Eテレ 「シリーズ 原発事故への道程」
北総も福島第一原発の爆発の影響で、まだ高い放射能で立ち入り禁止の領域があります。これは私たちが住む団地の一部で、やっと最近ブルーシートがかけられました。半年以上放置されていて、子供が遊んだり、老人がベンチで本を読んでいたりした場所です。
原発関係のマスコミ報道は、特に5月頃まではなんとか事故を小さく見せようとしたものが多く、大きな違和感を感じましたが、その後はまともな番組も少数ながらあったようです。なかでもEテレの「シリーズ 原発事故への道程 前後編」は素晴らしい番組だと思いました。

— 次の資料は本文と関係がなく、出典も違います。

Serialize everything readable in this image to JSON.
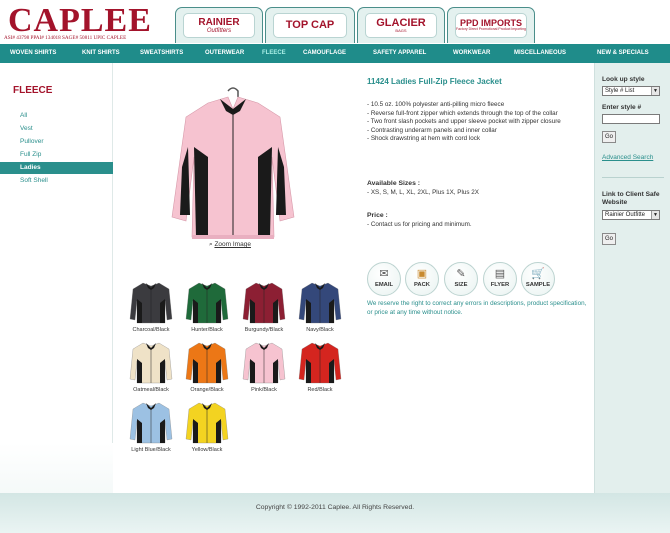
{
  "header": {
    "logo": "CAPLEE",
    "codes": "ASI# 43798  PPAI# 134018  SAGE# 50811  UPIC CAPLEE",
    "brands": [
      {
        "name": "RAINIER",
        "sub": "Outfitters"
      },
      {
        "name": "TOP CAP",
        "sub": ""
      },
      {
        "name": "GLACIER",
        "sub": "BAGS"
      },
      {
        "name": "PPD IMPORTS",
        "sub": "Factory Direct Promotional Product Importing"
      }
    ]
  },
  "nav": {
    "items": [
      "WOVEN SHIRTS",
      "KNIT SHIRTS",
      "SWEATSHIRTS",
      "OUTERWEAR",
      "FLEECE",
      "CAMOUFLAGE",
      "SAFETY APPAREL",
      "WORKWEAR",
      "MISCELLANEOUS",
      "NEW & SPECIALS"
    ],
    "active": "FLEECE"
  },
  "sidebar": {
    "title": "FLEECE",
    "items": [
      "All",
      "Vest",
      "Pullover",
      "Full Zip",
      "Ladies",
      "Soft Shell"
    ],
    "active": "Ladies"
  },
  "product": {
    "title": "11424  Ladies Full-Zip Fleece Jacket",
    "features": [
      "- 10.5 oz. 100% polyester anti-pilling micro fleece",
      "- Reverse full-front zipper which extends through the top of the collar",
      "- Two front slash pockets and upper sleeve pocket with zipper closure",
      "- Contrasting underarm panels and inner collar",
      "- Shock drawstring at hem with cord lock"
    ],
    "sizes_heading": "Available Sizes :",
    "sizes": "- XS, S, M, L, XL, 2XL, Plus 1X, Plus 2X",
    "price_heading": "Price :",
    "price": "- Contact us for pricing and minimum.",
    "zoom_label": "Zoom Image",
    "main_color": "#f6c3d0",
    "actions": [
      {
        "label": "EMAIL",
        "icon": "email-icon",
        "glyph": "✉"
      },
      {
        "label": "PACK",
        "icon": "box-icon",
        "glyph": "▣"
      },
      {
        "label": "SIZE",
        "icon": "ruler-icon",
        "glyph": "✎"
      },
      {
        "label": "FLYER",
        "icon": "document-icon",
        "glyph": "▤"
      },
      {
        "label": "SAMPLE",
        "icon": "cart-icon",
        "glyph": "🛒"
      }
    ],
    "disclaimer": "We reserve the right to correct any errors in descriptions, product specification, or price at any time without notice."
  },
  "swatches": [
    {
      "label": "Charcoal/Black",
      "color": "#3b3b3f"
    },
    {
      "label": "Hunter/Black",
      "color": "#1f6a3a"
    },
    {
      "label": "Burgundy/Black",
      "color": "#8c1f33"
    },
    {
      "label": "Navy/Black",
      "color": "#34487a"
    },
    {
      "label": "Oatmeal/Black",
      "color": "#efe2c7"
    },
    {
      "label": "Orange/Black",
      "color": "#ec7716"
    },
    {
      "label": "Pink/Black",
      "color": "#f6c3d0"
    },
    {
      "label": "Red/Black",
      "color": "#d4251f"
    },
    {
      "label": "Light Blue/Black",
      "color": "#9cc1e3"
    },
    {
      "label": "Yellow/Black",
      "color": "#f3d321"
    }
  ],
  "right": {
    "lookup_label": "Look up style",
    "lookup_select": "Style # List",
    "enter_label": "Enter style #",
    "go": "Go",
    "advanced": "Advanced Search",
    "link_label": "Link to Client Safe Website",
    "link_select": "Rainier Outfitte",
    "go2": "Go"
  },
  "footer": {
    "copyright": "Copyright © 1992-2011 Caplee. All Rights Reserved."
  }
}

http://www.nhk.or.jp/etv21c/file/2011/0918.html
http://www.nhk.or.jp/etv21c/file/2011/0925.html
http://blog.goo.ne.jp/baileng/e/e38d8661ef93f70986f4b0f2aa441492
http://www.youtube.com/watch?v=8X1vetjxx4I
この番組でわかったことは、福島第一原発の事故に最大の責任を負わなければならないのは、豊田正敏元東電副社長だということです。福島第一原発が建っている土地はもともと35メートルの高さがある海岸段丘だったので、理想的な立地だったわけですが、それをコスト重視で25メートルも削って原発を建てたこと(豊田氏本人がコストの点で削らずに建てることは困難だったと発言しています)。ターンキー契約(東電はキーを回すだけでよいというイージーな利点がある一方、地震・津波などに対応したオプションを注文することが困難)で原発を導入したことなどが大きな問題点です。高台につくっておけば、あるいはオプションで予備電源を高台に移動しておけば、今回の全電源喪失というような事態は回避されたに違いありません。

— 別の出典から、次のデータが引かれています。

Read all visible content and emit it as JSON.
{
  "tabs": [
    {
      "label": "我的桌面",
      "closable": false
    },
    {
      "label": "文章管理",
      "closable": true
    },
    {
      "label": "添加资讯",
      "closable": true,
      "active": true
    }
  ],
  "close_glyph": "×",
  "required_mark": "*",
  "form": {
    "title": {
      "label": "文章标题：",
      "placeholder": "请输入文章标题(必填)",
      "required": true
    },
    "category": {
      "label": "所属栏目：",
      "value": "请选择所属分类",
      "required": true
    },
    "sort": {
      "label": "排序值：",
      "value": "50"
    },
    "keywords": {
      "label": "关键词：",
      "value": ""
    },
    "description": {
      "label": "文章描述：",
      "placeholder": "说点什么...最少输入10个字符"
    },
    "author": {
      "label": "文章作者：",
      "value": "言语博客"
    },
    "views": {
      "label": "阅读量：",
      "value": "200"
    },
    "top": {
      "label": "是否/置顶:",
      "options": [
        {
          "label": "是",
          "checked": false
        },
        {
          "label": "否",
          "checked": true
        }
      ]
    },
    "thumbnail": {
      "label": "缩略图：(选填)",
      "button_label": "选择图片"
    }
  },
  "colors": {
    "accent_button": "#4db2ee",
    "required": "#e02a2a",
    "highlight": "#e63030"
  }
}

さらに当時から、豊田氏は原発関係者の間でも、安全性よりコストを重視する人として特異な人物だと認識されていたということで、おそらく彼が東電にこの考え方を浸透させて、安全性を軽視する文化というものを根付かせていったことが想像されます。事故後彼はいろいろと反省などを述べているようですが、一番責任がある人が「ああすればいい、こうすればいい」と上から目線で述べていることには大きな疑問を感じざるを得ません。まして、今の日本には正力松太郎のような指導者が必要だなどと述べているのは論外です。
もうひとつ驚いたのは、原子炉建設工事の担当者が、配管の溶接が大変難しい作業で、検査は通っても自信はなかったと発言していたことです。いくら圧力容器や格納容器が立派でも、これでは意味ないでしょう。

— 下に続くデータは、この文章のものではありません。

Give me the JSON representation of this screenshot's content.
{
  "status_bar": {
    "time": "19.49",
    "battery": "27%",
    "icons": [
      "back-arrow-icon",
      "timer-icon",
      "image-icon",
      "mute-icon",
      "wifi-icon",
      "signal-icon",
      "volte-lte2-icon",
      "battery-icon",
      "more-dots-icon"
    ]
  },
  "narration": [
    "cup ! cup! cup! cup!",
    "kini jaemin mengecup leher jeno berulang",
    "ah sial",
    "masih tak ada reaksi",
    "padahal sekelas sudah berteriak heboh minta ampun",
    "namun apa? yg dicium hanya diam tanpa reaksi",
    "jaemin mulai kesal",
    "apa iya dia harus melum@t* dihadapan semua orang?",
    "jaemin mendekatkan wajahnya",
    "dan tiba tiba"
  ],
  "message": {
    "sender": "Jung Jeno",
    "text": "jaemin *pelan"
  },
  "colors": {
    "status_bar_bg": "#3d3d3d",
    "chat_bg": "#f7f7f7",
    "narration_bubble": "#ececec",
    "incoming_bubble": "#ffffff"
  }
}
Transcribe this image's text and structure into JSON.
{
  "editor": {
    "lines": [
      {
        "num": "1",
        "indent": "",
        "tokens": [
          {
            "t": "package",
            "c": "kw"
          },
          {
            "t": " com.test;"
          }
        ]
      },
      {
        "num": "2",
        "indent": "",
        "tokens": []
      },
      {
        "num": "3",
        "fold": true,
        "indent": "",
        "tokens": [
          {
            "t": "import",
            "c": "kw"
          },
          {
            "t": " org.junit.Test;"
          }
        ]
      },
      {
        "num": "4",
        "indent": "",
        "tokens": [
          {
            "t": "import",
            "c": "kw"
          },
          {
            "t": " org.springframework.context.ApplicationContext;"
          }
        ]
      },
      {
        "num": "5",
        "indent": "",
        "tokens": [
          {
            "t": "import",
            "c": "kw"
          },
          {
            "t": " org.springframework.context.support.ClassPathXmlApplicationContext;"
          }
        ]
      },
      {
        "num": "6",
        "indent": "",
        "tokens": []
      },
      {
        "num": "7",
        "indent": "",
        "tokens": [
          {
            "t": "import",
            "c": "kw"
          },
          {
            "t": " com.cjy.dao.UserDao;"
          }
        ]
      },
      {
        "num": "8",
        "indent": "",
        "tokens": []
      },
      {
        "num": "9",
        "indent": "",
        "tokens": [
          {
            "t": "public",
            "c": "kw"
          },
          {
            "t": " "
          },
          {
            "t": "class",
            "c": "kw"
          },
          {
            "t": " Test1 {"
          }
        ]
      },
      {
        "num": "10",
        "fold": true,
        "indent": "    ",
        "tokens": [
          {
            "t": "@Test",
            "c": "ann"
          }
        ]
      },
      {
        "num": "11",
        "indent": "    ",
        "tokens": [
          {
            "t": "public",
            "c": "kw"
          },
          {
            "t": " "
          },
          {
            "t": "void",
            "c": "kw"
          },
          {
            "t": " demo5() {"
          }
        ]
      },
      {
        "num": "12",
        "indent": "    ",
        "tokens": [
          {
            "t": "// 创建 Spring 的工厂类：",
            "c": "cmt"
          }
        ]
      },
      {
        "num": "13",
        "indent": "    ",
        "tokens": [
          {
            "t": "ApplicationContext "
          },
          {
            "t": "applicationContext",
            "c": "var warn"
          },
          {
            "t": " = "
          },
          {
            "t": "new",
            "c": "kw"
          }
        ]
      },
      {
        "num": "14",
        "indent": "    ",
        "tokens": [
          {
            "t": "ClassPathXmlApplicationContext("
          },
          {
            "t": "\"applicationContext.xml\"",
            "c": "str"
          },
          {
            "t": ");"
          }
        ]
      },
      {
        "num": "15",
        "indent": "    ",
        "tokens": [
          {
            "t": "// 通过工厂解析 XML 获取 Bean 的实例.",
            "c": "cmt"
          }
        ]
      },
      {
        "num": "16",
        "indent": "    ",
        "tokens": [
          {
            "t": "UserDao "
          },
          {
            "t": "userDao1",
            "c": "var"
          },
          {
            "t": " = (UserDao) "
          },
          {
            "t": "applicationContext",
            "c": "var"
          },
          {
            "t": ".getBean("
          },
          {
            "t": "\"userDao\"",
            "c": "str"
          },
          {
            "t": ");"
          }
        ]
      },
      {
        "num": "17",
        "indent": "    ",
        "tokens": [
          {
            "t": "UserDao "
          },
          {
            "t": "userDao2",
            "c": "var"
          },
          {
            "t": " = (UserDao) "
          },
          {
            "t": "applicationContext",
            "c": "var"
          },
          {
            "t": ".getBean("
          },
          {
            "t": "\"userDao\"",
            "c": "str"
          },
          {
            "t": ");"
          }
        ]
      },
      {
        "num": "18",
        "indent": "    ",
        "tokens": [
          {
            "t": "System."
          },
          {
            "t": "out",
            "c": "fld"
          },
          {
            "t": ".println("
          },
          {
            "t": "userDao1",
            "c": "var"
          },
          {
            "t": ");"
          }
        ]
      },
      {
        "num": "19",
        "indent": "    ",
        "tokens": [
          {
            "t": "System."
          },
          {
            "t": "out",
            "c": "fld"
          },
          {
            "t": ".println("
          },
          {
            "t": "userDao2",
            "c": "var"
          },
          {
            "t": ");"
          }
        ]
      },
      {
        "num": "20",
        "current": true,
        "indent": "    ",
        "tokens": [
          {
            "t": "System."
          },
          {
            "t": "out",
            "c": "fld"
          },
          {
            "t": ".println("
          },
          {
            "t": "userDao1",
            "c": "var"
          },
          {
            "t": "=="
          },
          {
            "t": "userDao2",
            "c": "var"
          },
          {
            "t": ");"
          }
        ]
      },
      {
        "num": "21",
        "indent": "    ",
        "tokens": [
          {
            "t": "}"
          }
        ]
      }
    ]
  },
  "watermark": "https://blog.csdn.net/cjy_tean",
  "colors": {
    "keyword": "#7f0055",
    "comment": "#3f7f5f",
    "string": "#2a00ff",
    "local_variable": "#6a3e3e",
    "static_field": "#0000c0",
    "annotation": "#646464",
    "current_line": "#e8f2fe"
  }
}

http://www.toyokawah.com/2011/05/blog-post_14.html
http://fpmario.doorblog.jp/tag/%E8%B1%8A%E7%94%B0%E6%AD%A3%E6%95%8F
これは余談ですが、私はなぜ千円札が、野口英世という出版したほとんどの論文が誤った解釈に基づいていたとされている学者の図柄なのかが疑問でした。適任と思われる日本で最初のノーベル賞学者である湯川秀樹氏は一度もお札になったことがありません。この番組を見てその疑問が氷解しました。湯川博士は正力松太郎と対立し、拙速な原子炉導入に反対して政府委員を辞任したという経歴があるのだそうです。なるほどね。それならなおさら、すぐにでも野口英世と差し替えるべきでしょう。